Isolating tenants with Postgres row-level security.
Multi-tenant isolation that lives in your application code is isolation you can forget to apply. One missing WHERE tenant_id = ? and a bug becomes a data breach. The more durable answer is to make the database itself refuse to return rows that are not yours.
The trap: a superuser app
Like a lot of systems, the platform started out connecting to Postgres as a privileged role. That is convenient and quietly dangerous: a privileged role bypasses row-level security entirely, so even if you write the policies, they do nothing. Isolation ends up resting on every query being written correctly, forever, by everyone.
The fix: least privilege plus forced RLS
The platform moved the application to a dedicated, least-privilege database role that owns the tables and runs with row-level security forced. With FORCE, even the table owner is subject to the policies. Each row is scoped to its tenant and user, and the database evaluates that scoping on every read and write — not the application.
- The app role can no longer see across tenants, even with a crafted or buggy query.
- A forgotten filter in application code is no longer a breach; the database still withholds the rows.

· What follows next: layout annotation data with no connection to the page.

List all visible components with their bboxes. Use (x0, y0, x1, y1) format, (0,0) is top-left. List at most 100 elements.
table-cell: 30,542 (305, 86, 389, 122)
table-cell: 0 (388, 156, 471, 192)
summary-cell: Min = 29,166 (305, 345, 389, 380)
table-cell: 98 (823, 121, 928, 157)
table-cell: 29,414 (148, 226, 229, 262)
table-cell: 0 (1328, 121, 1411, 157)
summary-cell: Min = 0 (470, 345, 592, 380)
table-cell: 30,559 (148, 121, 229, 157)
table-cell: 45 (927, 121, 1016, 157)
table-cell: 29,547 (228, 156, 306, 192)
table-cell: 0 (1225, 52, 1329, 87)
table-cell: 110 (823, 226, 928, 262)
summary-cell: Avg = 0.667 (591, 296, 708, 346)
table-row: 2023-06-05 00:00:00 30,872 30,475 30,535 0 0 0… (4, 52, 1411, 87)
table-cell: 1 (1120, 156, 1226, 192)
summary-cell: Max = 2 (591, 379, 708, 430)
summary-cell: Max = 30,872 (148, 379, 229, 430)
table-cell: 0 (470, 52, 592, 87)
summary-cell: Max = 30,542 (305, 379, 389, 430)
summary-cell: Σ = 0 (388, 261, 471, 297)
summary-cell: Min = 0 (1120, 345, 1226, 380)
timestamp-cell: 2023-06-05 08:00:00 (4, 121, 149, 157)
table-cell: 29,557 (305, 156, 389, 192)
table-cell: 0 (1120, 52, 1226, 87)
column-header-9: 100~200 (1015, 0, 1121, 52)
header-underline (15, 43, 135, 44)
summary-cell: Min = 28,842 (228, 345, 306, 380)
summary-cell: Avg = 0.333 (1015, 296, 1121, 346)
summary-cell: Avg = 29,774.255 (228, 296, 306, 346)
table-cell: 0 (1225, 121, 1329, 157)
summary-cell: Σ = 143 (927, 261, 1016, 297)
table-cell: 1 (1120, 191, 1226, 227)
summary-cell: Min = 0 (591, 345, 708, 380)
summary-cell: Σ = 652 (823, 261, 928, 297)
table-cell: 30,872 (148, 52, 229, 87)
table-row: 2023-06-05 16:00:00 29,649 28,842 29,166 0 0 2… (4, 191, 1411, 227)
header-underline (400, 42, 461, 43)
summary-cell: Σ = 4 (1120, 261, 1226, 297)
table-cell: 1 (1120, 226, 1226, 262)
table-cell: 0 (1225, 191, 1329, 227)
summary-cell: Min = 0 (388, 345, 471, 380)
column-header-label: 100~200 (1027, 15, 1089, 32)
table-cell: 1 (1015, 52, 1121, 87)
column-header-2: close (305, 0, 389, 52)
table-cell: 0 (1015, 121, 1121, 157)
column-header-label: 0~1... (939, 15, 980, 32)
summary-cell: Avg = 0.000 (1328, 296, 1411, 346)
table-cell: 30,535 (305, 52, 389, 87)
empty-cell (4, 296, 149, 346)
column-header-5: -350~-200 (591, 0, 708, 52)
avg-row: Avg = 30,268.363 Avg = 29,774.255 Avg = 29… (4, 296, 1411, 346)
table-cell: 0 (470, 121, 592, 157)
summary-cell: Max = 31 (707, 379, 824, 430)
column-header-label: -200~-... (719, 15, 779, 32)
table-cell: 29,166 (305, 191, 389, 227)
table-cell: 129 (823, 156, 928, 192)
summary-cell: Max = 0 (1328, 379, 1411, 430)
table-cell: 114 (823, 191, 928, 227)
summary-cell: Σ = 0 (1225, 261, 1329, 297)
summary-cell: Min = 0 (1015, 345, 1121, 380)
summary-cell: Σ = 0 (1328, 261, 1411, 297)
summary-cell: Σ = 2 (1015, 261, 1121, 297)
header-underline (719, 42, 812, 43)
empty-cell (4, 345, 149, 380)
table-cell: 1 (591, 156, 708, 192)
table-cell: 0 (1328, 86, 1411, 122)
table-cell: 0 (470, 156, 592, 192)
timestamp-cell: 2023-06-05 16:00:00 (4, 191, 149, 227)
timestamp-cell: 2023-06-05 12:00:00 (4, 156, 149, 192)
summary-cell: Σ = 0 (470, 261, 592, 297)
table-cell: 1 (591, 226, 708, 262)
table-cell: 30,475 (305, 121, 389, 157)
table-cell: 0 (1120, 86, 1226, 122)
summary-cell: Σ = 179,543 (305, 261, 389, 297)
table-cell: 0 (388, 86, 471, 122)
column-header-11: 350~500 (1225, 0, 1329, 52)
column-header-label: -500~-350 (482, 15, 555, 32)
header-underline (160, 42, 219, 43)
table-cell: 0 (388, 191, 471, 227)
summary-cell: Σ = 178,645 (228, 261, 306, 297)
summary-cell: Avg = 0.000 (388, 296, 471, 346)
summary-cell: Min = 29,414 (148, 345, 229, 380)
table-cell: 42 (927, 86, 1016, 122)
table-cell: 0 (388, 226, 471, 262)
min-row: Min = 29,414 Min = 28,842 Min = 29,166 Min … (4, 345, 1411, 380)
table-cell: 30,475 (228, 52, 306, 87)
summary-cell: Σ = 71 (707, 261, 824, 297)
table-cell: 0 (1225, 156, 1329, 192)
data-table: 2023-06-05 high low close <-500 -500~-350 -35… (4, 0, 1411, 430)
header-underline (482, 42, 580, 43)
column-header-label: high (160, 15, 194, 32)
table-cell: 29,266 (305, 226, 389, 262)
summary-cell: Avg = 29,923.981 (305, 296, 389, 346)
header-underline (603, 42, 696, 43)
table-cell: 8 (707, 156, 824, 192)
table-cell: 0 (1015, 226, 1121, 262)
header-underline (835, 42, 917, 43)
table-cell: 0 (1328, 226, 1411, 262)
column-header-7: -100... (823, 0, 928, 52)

- Personal task data is partitioned per user on top of the tenant boundary.
What it cost
Moving off a superuser connection is not free. Ownership, grants, and policies have to be right across the whole schema, and a migration has to wall every table at once — a partial rollout is worse than none. The payoff is that isolation becomes a property of the system rather than a discipline the team has to sustain query by query.
Where it fits
This is one layer of the isolation story. Above it sits a ticketed data broker, so agents never touch personal data directly — they request scoped, attributable access. Identity is handled with OIDC/Keycloak in front. Row-level security is the floor the rest stands on.